Enns is quite aware of conservative Christian sensibilities and works hard to frame his proposals in friendly, non-threatening terms. Boiling his ideas down to short paragraphs and bullet points makes Enns sound more harsh and critical than he sounds in the book. Even so, if you sleep with a copy of Man His Origin and Destiny under your pillow, this is probably not the book for you. But if you roll your eyes when you hear an LDS speaker rail against evolution, this book might give you an alternative but positive perspective on the whole issue.
As a final item, let me point you to the most recent official LDS statement on evolution: a two-paragraph article in the October 2016 New Era. In response to the prompt “What does the Church believe about evolution?” the following response is given:
The Church has no official position on the theory of evolution. Organic evolution, or changes to species’ inherited traits over time, is a matter for scientific study. Nothing has been revealed concerning evolution. Though the details of what happened on earth before Adam and Eve, including how their bodies were created, have not been revealed, our teachings regarding man’s origin are clear and come from revelation.

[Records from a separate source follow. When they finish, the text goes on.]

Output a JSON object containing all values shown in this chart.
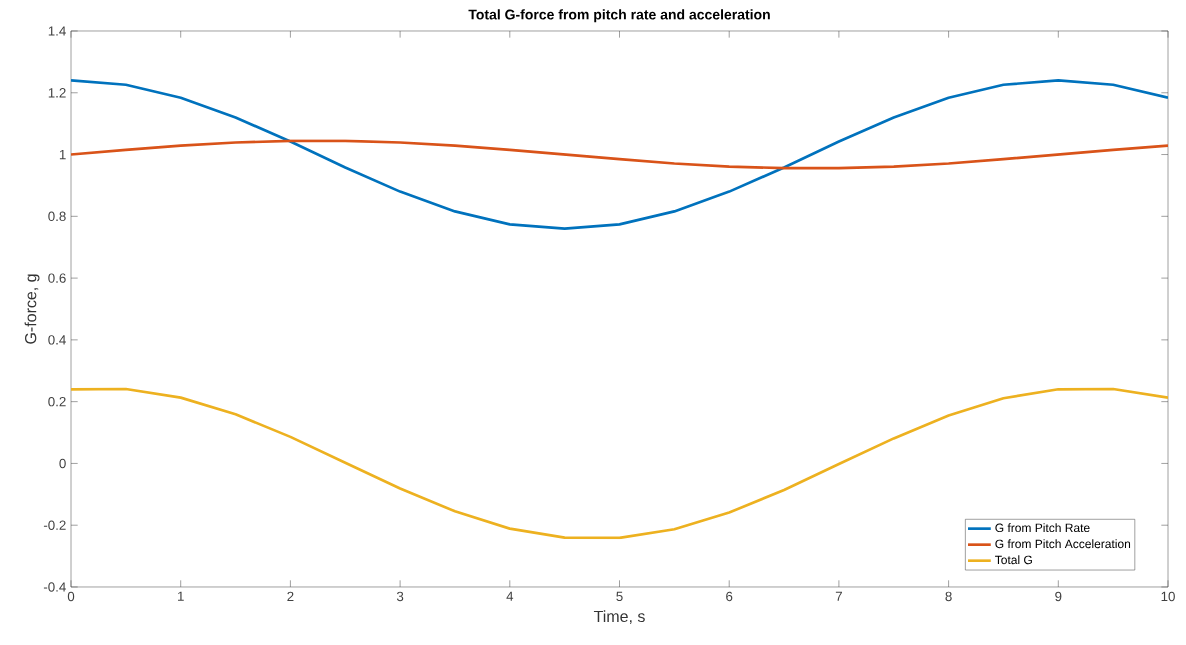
{
  "chart_data": {
    "type": "line",
    "title": "Total G-force from pitch rate and acceleration",
    "xlabel": "Time, s",
    "ylabel": "G-force, g",
    "x": [
      0,
      0.5,
      1,
      1.5,
      2,
      2.5,
      3,
      3.5,
      4,
      4.5,
      5,
      5.5,
      6,
      6.5,
      7,
      7.5,
      8,
      8.5,
      9,
      9.5,
      10
    ],
    "series": [
      {
        "name": "G from Pitch Rate",
        "color": "#0072bd",
        "values": [
          1.24,
          1.226,
          1.184,
          1.12,
          1.042,
          0.958,
          0.88,
          0.816,
          0.774,
          0.76,
          0.774,
          0.816,
          0.88,
          0.958,
          1.042,
          1.12,
          1.184,
          1.226,
          1.24,
          1.226,
          1.184
        ]
      },
      {
        "name": "G from Pitch Acceleration",
        "color": "#d95319",
        "values": [
          1.0,
          1.015,
          1.029,
          1.039,
          1.044,
          1.044,
          1.039,
          1.029,
          1.015,
          1.0,
          0.985,
          0.971,
          0.961,
          0.956,
          0.956,
          0.961,
          0.971,
          0.985,
          1.0,
          1.015,
          1.029
        ]
      },
      {
        "name": "Total G",
        "color": "#edb120",
        "values": [
          0.24,
          0.241,
          0.213,
          0.159,
          0.086,
          0.002,
          -0.081,
          -0.155,
          -0.211,
          -0.24,
          -0.241,
          -0.213,
          -0.159,
          -0.086,
          -0.002,
          0.081,
          0.155,
          0.211,
          0.24,
          0.241,
          0.213
        ]
      }
    ],
    "xlim": [
      0,
      10
    ],
    "ylim": [
      -0.4,
      1.4
    ],
    "xticks": [
      0,
      1,
      2,
      3,
      4,
      5,
      6,
      7,
      8,
      9,
      10
    ],
    "yticks": [
      -0.4,
      -0.2,
      0,
      0.2,
      0.4,
      0.6,
      0.8,
      1,
      1.2,
      1.4
    ],
    "legend": "bottom right",
    "grid": false
  }
}
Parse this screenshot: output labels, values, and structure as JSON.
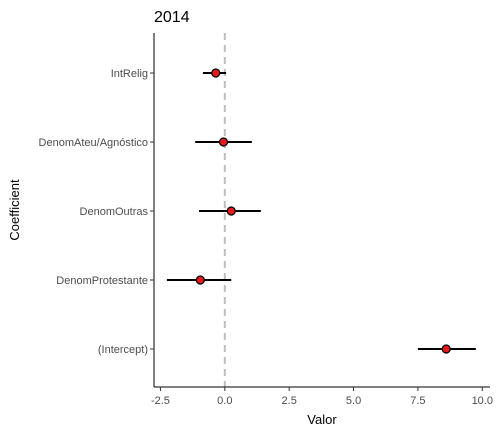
{
  "chart_data": {
    "type": "dot-and-whisker",
    "title": "2014",
    "xlabel": "Valor",
    "ylabel": "Coefficient",
    "xlim": [
      -2.75,
      10.3
    ],
    "x_ticks": [
      -2.5,
      0.0,
      2.5,
      5.0,
      7.5,
      10.0
    ],
    "x_tick_labels": [
      "-2.5",
      "0.0",
      "2.5",
      "5.0",
      "7.5",
      "10.0"
    ],
    "reference_line": 0,
    "grid": false,
    "coefficients": [
      {
        "term": "IntRelig",
        "estimate": -0.35,
        "low": -0.85,
        "high": 0.05
      },
      {
        "term": "DenomAteu/Agnóstico",
        "estimate": -0.05,
        "low": -1.15,
        "high": 1.05
      },
      {
        "term": "DenomOutras",
        "estimate": 0.25,
        "low": -1.0,
        "high": 1.4
      },
      {
        "term": "DenomProtestante",
        "estimate": -0.95,
        "low": -2.25,
        "high": 0.25
      },
      {
        "term": "(Intercept)",
        "estimate": 8.6,
        "low": 7.5,
        "high": 9.75
      }
    ],
    "colors": {
      "point_fill": "#e41a1c",
      "point_stroke": "#000000",
      "whisker": "#000000",
      "reference_line": "#bdbdbd"
    }
  }
}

Before we were born on earth, we were spirit children of heavenly parents, with bodies in their image. God directed the creation of Adam and Eve and placed their spirits in their bodies. We are all descendants of Adam and Eve, our first parents, who were created in God’s image. There were no spirit children of Heavenly Father on the earth before Adam and Eve were created. In addition, “for a time they lived alone in a paradisiacal setting where there was neither human death nor future family.” They fell from that state, and this Fall was an essential part of Heavenly Father’s plan for us to become like Him. (See Elder Jeffrey R. Holland of the Quorum of the Twelve Apostles, “Where Justice, Love, and Mercy Meet,” Apr. 2015 general conference.)
Update: After publishing this post, I came across an additional LDS statement related to Adam, the Garden, and life on Earth in the February 2016 New Era. In response to the prompt “What does the Church believe about dinosaurs?” the following response is given:
Did dinosaurs live and die on this earth long before man came along? There have been no revelations on this question, and the scientific evidence says yes. (You can learn more about it by studying paleontology if you like, even at Church-owned schools.)
The details of what happened on this planet before Adam and Eve aren’t a huge doctrinal concern of ours. The accounts of the Creation in the scriptures are not meant to provide a literal, scientific explanation of the specific processes, time periods, or events involved. What matters to us is that as part of His plan for us, God created the earth and then created Adam and Eve, who were our first parents and were instrumental in bringing about the Fall, which enabled us to be born on earth and participate in God’s plan. (See Jeffrey R. Holland, “Where Justice, Love, and Mercy Meet,” Ensign, May 2015, 105.)